Marking bands (apply the AO3 logic): one side only = lower band; both sides but weak/absent conclusion = middle; both sides developed + conclusion linked to the analysis + correct terminology = top. Requires ≥3 dimensions and prose.
Challenge 6: Predictive policing -- Discuss (10 marks)
The strongest single scenario for this topic. Indicative content:
- For: efficient allocation of limited patrols; potential deterrence; data-driven rather than hunch-driven.
- Against: historical/measurement bias – arrest records reflect where police already patrolled, not where crime occurs, so the model sends more patrols to already-over-policed areas → more arrests there → the data “confirms” the bias (a feedback loop); accountability – who answers for a community wrongly targeted; transparency – residents can’t see or challenge why their area is flagged; societal impact – erodes trust, entrenches inequality.
- Conclusion: a calibrated judgment. Defensible positions include “not justifiable while trained on arrest data” and “justifiable only if trained on victim-report/calls-for-service data, audited for per-area fairness, transparent, and with human accountability.” Reward the conditions.
Marking note: top band requires the feedback-loop insight and a conclusion that states conditions rather than a flat verdict.
Challenge 7: Train-from-scratch vs fine-tune -- Evaluate (10 marks)
Indicative content: weigh (a) maximum accuracy of a new large model against (b) the far lower energy/hardware cost of fine-tuning a smaller existing one for slightly lower accuracy. Bring in environmental impact (compute energy, cooling, hardware), societal benefit (does the accuracy gain actually help users, or is it marginal?), and cost/sustainability. A strong Evaluate reaches a recommendation and justifies it against criteria – typically fine-tuning unless the accuracy gain delivers a benefit large enough to justify the energy cost.

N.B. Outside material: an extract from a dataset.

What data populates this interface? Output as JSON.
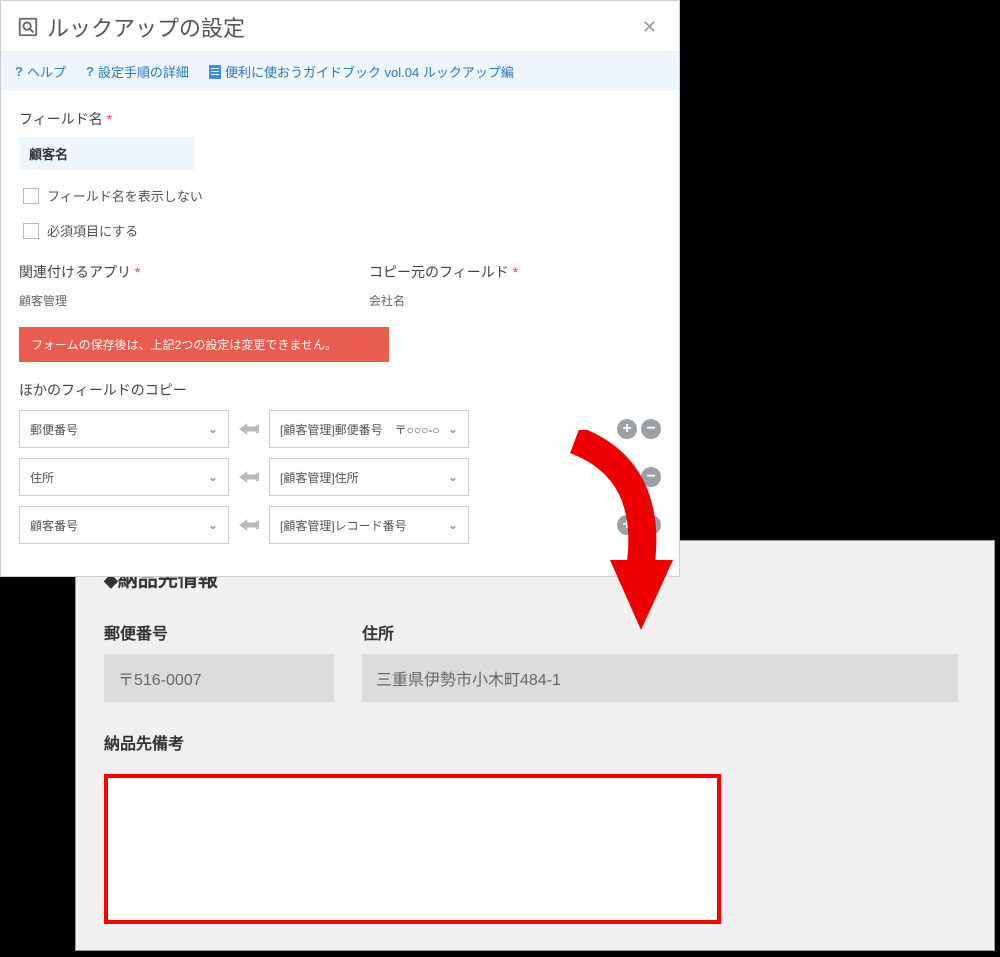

Marking note: “Evaluate” needs an explicit recommendation with weighed criteria; balanced discussion with no recommendation caps below top band.
Integration notes
In class: the nine dimensions, the bias types, and the live-built worked example. The structure must be modelled, not assigned. Homework: Core 1-3 after Period 1; one Extension Discuss after Period 2. Assessment prep: a timed Challenge Discuss with peer-marking against the four-point checklist.
Connects to: Computing in Daily Life (the societal half, A4.4.2); Databases (data protection, privacy); Networks (encryption, security).